En se rendant souvent au bord de l’étang pour faire des relevés multiples et les crayonner avec précision,  Florian nota que les roseaux mettaient du temps à se relever, conservant l’empreinte du corps de la jeune fille.

«  Elle a dû être allongée au moins deux fois dit-il et la première s’est avérée pesante car de jeunes pousses ont été brisées. Un assaut amoureux, violent peut-être, s’est certainement produit. La pauvre enfant n’aura pas eu la mort douce qu’on lui aurait souhaitée, à défaut de la vie pleine d’amour et de la joie de la danse qu’elle méritait ».

Darius et Jade qui avaient beaucoup travaillé aux archives des journaux locaux avouèrent qu’ils n’avaient guère progressé dans le nerf de l’enquête à proprement parler. Ils avaient également lu des ouvrages ésotériques relatifs à la symbolique de la rose noire mais devaient reconnaître que cela ne les avait menés nulle part.

«  Nous avons travaillé et amassé de quoi écrire une thèse sur la rose noire mais nous n’avons rien trouvé de tangible qui nous mène à l’assassin » résuma Jade.

«  You houhou, les aminches ! j’vous apporte du matos et du lourd, cria Capitaine Marleau, fière d’apporter sa pierre à l’édifice. Le fameux Sacha est un être louche et il a sûrement une part de responsabilité dans la mort de la petite.

Il en était fou, lui faisait des cadeaux, l’emmenait dans sa voiture personnelle.

Apparemment, cet amour n’était pas réciproque mais Ambre n’osait pas repousser ses avances car sa place de maître de ballet lui conférait une autorité dont il abusait parfois lorsqu’une danseuse lui plaisait.

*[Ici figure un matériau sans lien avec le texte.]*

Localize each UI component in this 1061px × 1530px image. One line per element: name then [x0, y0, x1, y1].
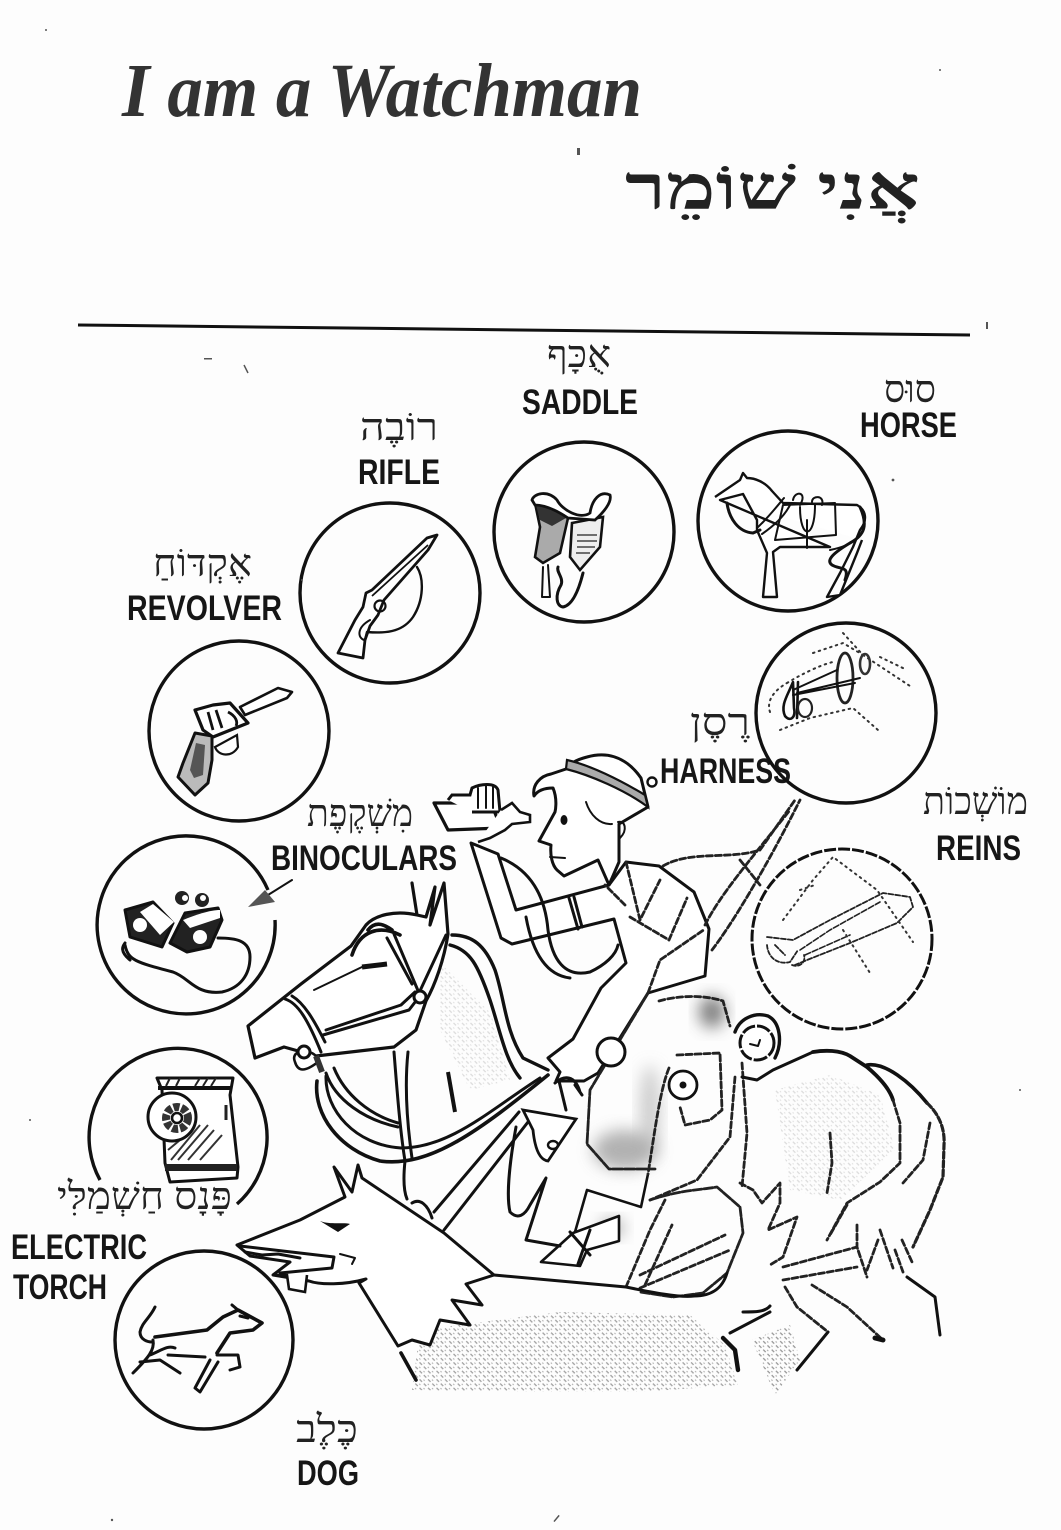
icon: reins dotted	[767, 857, 913, 973]
icon: saddle	[532, 494, 610, 607]
icon: electric torch	[148, 1078, 238, 1182]
label: saddle: אֻכָּף	[547, 334, 611, 376]
panel: rifle	[300, 503, 480, 683]
panel: reins	[752, 849, 932, 1029]
icon: harness dotted head	[769, 633, 913, 730]
knee and lower leg	[640, 1187, 743, 1297]
icon: revolver	[178, 688, 292, 795]
panel: dog	[115, 1251, 293, 1429]
horse rear	[723, 1015, 944, 1370]
horse neck crest	[450, 935, 548, 1078]
harness straps over shoulder	[663, 800, 800, 950]
stippled shading under horse	[412, 1312, 738, 1392]
label: electric torch: פָּנָס חַשְׁמַלִּי	[57, 1176, 232, 1218]
label: electric torch: TORCH	[13, 1268, 107, 1307]
label: revolver: אֶקְדּוֹחַ	[153, 543, 252, 585]
label: reins: מוֹשְׁכוֹת	[923, 781, 1028, 823]
label: binoculars: מִשְׁקֶפֶת	[307, 793, 413, 835]
reins and chest straps	[317, 1052, 548, 1199]
label: dog: DOG	[297, 1454, 359, 1493]
panel: binoculars	[97, 836, 292, 1014]
label: reins: REINS	[936, 829, 1021, 868]
label: saddle	[522, 334, 638, 422]
label: dog: כֶּלֶב	[296, 1409, 358, 1451]
stippled shading between hind legs	[752, 1325, 800, 1395]
label: electric torch: ELECTRIC	[11, 1228, 147, 1267]
label: binoculars	[271, 793, 457, 878]
label: binoculars: BINOCULARS	[271, 839, 457, 878]
rider	[434, 755, 800, 1297]
label: horse	[860, 369, 957, 445]
icon: horse	[715, 473, 865, 597]
panel: torch	[89, 1048, 267, 1204]
label: horse: סוּס	[884, 369, 936, 411]
label: reins	[923, 781, 1028, 868]
label: rifle: RIFLE	[358, 453, 440, 492]
label: revolver	[127, 543, 282, 628]
shaded trousers	[593, 1130, 657, 1170]
horse front	[248, 883, 548, 1230]
shirt dashed lines	[605, 862, 705, 993]
panel: harness	[756, 623, 936, 803]
panel: saddle	[494, 442, 674, 622]
label: revolver: REVOLVER	[127, 589, 282, 628]
boot and bag	[541, 1216, 619, 1266]
label: rifle: רוֹבֶה	[360, 407, 438, 449]
arrow: to binoculars	[248, 880, 292, 907]
icon: rifle	[338, 535, 437, 658]
stippled shading on neck	[440, 960, 510, 1090]
label: dog	[296, 1409, 359, 1493]
label: saddle: SADDLE	[522, 383, 638, 422]
label: harness: רֶסֶן	[690, 702, 750, 744]
label: horse: HORSE	[860, 406, 957, 445]
dog head	[237, 1165, 727, 1380]
label: electric torch	[11, 1176, 232, 1307]
icon: binoculars	[123, 891, 250, 992]
divider rule	[78, 325, 970, 335]
stippled shading on rump	[775, 1075, 895, 1200]
binoculars held	[434, 784, 530, 842]
title: Hebrew: אֲנִי שׁוֹמֵר	[625, 155, 920, 224]
illustration: mounted watchman	[237, 755, 944, 1380]
label: harness	[660, 702, 791, 791]
panel: revolver	[149, 641, 329, 821]
title: English: I am a Watchman	[121, 49, 642, 133]
icon: running dog	[133, 1305, 262, 1392]
panel: horse	[698, 431, 878, 611]
label: rifle	[358, 407, 440, 492]
label: harness: HARNESS	[660, 752, 791, 791]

C’est ce que m’ont dit de nombreux danseurs en se lâchant en fin de partie ».

Corinne alias Capitaine Marleau se déclara satisfaite de son apport et elle ajouta plaisamment qu’elle n’avait pas eu besoin de faire le moindre strip-tease pour glaner ces informations.

«  Finissons le puzzle » dit Roland avec enthousiasme et il corrobora les dires de Corinne, précisant, par ailleurs, qu’il avait fouillé la loge de Sacha et qu’il avait trouvé de multiples photos de la jeune Ambre, y compris un cliché pris au bord de l’étang.

La jeune fille avait l’air hagard, était dénudée et un manteau en plumes de cygnes gisait à ses côtés.

«  La voilà la preuve, cria Max ! Bravo Roland ! Tu as gagné tes galons. Il nous suffira d’aller cueillir ce danseur meurtrier à son domicile, «  Demain dès l’aube », fils, comme je te le disais récemment » !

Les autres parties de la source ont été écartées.